Anon faculty: I thought the question was *whether* such an early stage *should* be rule-bound and restrictive in this way. Like Barry Lam, I’m not sure the answer is no, but just pointing to these social/descriptive facts doesn’t address the normative and practical questions that Vallabha’s experiences raise.

Another such question: is it good for philosophy that only the children of the wealthy can afford to flout the ordinary conventions of the discipline in that way?

Richard Lara
8 years ago

I know that it is very late for this comment, but I only just discovered this forum – a fact that should not bother anybody here given that untimely discoveries seems to be the chief virtue of this site .

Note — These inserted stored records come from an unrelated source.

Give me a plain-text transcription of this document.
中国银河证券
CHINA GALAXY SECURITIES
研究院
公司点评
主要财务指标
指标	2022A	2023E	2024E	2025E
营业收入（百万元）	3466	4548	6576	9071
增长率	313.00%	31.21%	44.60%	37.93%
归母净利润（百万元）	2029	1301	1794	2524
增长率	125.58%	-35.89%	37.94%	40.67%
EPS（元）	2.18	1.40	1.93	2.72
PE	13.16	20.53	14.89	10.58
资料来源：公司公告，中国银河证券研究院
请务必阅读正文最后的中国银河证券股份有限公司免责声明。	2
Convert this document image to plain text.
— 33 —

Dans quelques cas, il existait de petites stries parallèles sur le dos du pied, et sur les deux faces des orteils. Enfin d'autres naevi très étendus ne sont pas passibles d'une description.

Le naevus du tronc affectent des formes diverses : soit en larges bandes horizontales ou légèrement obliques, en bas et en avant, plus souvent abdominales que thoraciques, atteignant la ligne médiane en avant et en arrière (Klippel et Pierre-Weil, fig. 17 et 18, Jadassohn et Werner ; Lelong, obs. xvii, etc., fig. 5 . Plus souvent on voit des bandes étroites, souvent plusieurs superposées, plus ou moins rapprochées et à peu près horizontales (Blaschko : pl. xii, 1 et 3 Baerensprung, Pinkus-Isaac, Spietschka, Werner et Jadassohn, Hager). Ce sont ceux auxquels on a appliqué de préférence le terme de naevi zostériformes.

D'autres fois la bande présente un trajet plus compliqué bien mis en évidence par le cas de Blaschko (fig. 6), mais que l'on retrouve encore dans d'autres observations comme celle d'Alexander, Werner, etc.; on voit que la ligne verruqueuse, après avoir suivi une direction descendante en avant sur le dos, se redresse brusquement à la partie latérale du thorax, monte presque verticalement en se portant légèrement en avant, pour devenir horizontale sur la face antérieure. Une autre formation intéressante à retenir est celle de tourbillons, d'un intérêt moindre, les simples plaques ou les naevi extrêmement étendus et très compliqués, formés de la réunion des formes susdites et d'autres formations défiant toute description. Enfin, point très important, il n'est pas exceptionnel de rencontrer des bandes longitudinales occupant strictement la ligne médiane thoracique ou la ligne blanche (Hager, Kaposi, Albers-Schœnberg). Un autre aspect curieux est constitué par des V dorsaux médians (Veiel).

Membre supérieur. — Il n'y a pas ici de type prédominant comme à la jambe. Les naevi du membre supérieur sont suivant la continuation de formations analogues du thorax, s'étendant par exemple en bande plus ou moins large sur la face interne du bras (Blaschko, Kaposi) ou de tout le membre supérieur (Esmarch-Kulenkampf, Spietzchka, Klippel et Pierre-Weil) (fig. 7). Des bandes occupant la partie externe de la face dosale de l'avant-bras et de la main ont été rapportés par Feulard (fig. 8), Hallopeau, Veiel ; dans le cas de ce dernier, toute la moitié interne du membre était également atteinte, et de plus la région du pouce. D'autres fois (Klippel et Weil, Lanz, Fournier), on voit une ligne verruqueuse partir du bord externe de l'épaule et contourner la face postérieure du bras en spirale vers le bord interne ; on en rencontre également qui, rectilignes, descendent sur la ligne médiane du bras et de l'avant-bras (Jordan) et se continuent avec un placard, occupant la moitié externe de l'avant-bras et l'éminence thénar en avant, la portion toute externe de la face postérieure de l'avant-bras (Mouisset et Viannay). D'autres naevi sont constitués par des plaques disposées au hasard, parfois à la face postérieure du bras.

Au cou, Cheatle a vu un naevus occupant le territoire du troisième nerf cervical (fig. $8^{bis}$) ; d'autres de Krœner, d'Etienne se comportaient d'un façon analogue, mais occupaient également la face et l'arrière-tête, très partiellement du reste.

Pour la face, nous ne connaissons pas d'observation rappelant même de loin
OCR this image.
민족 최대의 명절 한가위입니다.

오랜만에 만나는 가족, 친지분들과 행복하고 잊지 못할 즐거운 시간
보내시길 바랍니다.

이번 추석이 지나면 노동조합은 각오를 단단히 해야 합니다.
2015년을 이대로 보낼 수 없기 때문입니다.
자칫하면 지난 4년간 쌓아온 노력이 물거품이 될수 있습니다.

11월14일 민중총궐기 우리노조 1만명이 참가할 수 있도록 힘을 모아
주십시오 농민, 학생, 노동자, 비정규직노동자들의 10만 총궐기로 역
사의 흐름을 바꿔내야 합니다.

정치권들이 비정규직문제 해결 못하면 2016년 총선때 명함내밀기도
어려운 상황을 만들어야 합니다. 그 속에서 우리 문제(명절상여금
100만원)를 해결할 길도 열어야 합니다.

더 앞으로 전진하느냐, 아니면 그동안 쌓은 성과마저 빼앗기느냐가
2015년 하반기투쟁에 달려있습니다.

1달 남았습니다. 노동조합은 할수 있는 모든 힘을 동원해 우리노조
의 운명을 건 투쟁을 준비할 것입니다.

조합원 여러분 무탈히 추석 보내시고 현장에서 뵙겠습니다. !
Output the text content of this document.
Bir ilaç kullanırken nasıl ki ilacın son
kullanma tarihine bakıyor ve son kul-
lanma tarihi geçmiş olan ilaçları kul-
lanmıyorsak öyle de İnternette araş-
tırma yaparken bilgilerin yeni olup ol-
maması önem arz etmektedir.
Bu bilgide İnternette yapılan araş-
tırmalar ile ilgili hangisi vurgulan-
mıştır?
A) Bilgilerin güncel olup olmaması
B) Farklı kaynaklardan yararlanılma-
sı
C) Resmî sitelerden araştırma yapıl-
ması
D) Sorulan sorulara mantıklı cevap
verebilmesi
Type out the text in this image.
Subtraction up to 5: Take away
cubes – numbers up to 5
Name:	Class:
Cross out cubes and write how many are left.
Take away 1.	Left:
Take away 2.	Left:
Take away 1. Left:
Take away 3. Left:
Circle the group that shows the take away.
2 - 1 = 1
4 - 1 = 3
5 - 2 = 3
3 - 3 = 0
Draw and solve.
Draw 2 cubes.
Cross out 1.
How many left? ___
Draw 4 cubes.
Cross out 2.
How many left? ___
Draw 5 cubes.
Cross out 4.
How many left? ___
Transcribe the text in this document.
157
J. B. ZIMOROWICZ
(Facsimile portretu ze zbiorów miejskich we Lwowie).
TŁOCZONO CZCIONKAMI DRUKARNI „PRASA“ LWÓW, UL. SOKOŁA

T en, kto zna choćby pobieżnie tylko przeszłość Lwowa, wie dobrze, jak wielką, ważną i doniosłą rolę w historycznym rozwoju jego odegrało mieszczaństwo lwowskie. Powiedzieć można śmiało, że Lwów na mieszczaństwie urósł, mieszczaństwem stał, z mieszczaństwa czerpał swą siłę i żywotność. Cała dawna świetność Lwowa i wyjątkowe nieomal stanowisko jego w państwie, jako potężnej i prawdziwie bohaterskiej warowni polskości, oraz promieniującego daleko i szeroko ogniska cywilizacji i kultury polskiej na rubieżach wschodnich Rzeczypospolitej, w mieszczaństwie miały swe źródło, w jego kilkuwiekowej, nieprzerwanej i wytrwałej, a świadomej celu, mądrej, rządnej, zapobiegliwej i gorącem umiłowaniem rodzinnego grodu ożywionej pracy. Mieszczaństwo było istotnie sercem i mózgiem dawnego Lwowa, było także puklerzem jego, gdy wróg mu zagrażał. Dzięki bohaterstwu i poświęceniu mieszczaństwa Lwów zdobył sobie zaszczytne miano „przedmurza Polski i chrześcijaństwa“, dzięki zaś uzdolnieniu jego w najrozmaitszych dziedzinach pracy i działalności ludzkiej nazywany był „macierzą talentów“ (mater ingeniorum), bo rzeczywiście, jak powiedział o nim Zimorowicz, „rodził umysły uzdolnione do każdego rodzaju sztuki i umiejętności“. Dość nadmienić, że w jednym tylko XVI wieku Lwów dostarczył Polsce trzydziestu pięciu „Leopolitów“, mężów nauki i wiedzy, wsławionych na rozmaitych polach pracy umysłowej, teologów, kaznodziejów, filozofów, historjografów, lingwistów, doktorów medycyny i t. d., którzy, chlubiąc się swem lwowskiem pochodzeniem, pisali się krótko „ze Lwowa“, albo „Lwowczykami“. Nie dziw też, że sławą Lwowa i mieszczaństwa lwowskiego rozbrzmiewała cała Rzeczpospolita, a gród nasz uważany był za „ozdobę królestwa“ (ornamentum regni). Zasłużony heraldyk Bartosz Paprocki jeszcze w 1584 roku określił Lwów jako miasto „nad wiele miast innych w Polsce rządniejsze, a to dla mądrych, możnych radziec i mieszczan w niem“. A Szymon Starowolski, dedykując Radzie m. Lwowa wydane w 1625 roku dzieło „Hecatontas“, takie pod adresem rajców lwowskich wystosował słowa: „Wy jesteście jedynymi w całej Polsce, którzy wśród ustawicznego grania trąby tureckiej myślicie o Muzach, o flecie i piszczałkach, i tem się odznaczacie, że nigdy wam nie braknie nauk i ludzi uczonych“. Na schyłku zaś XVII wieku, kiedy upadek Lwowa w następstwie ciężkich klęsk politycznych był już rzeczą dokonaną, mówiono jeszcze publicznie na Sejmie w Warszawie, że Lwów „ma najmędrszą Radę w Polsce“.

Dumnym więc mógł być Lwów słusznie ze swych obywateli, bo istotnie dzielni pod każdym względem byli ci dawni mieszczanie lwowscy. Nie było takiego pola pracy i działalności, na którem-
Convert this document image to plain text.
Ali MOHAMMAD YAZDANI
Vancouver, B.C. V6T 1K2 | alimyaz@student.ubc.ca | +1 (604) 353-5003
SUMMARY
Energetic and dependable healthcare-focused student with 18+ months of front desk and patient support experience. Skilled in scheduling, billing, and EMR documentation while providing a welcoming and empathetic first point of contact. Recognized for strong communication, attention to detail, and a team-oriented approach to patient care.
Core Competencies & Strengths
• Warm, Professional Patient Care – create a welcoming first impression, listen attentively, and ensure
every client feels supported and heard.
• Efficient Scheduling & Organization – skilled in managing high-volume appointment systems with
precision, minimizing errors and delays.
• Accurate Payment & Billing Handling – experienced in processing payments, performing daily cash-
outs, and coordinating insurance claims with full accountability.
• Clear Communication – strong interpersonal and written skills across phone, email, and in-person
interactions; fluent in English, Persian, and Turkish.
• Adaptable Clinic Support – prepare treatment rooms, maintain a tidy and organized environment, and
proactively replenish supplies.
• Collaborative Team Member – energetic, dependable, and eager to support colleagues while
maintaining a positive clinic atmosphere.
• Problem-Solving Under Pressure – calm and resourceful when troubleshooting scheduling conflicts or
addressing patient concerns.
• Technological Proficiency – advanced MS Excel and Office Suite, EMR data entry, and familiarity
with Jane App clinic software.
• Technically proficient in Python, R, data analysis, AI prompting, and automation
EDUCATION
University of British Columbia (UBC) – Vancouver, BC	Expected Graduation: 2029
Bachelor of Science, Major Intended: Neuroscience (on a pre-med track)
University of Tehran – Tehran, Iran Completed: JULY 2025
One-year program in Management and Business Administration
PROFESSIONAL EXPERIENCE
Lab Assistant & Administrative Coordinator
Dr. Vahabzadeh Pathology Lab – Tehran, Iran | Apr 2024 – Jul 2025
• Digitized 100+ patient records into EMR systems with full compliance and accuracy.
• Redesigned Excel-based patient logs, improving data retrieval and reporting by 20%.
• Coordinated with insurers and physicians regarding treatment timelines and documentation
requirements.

Regarding Garber’s comment, it would appear that Vallabha’s use of the numbered aphorism was an expression of his originality because philosopher’s like Novalis, Nietzsche and others used that style long before Wittgenstein did, and yet Garber claims Wittgenstein’s use of the numbered aphorism was an expression of his originality. So, if Garber is right, then originality is simply doing what others have done in the past, which is what Vallabha did. Thank you professor Garber! This counter-intuitive notion of originality never would have occurred to me.

I do not want to defend Vallabha, however, because he is equally guilty of anachronism when he says: “One of the key ideas of Cavell’s, and Goldfarb’s, interpretation of Wittgenstein is that key moves in philosophy are often the ones made at the very beginning, in the very way a debate or a question is set up. Partly inspired by my reading of Derrida at the time, I decided to take this Cavellian idea seriously, and literally.” Plato’s defines dialectic in the “Phaedrus” as an initial take on the subject matter of one’s discourse that makes possible all that one thinks and says about it – in other words, the dialectical move is the “key move” that makes all of a thinker’s discursive moves possible. This definition shows that the “key moves” notion that Cavell, Goldfarb and Vallabha believe to be so novel is actually as ancient as it is dimly understood by Cavell, Goldfarb and Vallabha.

I did find one point here worthy of merit – namely, “Wittgenstein himself [was] famously critical of academic philosophy” – but, on the other hand, he did not really have any other options.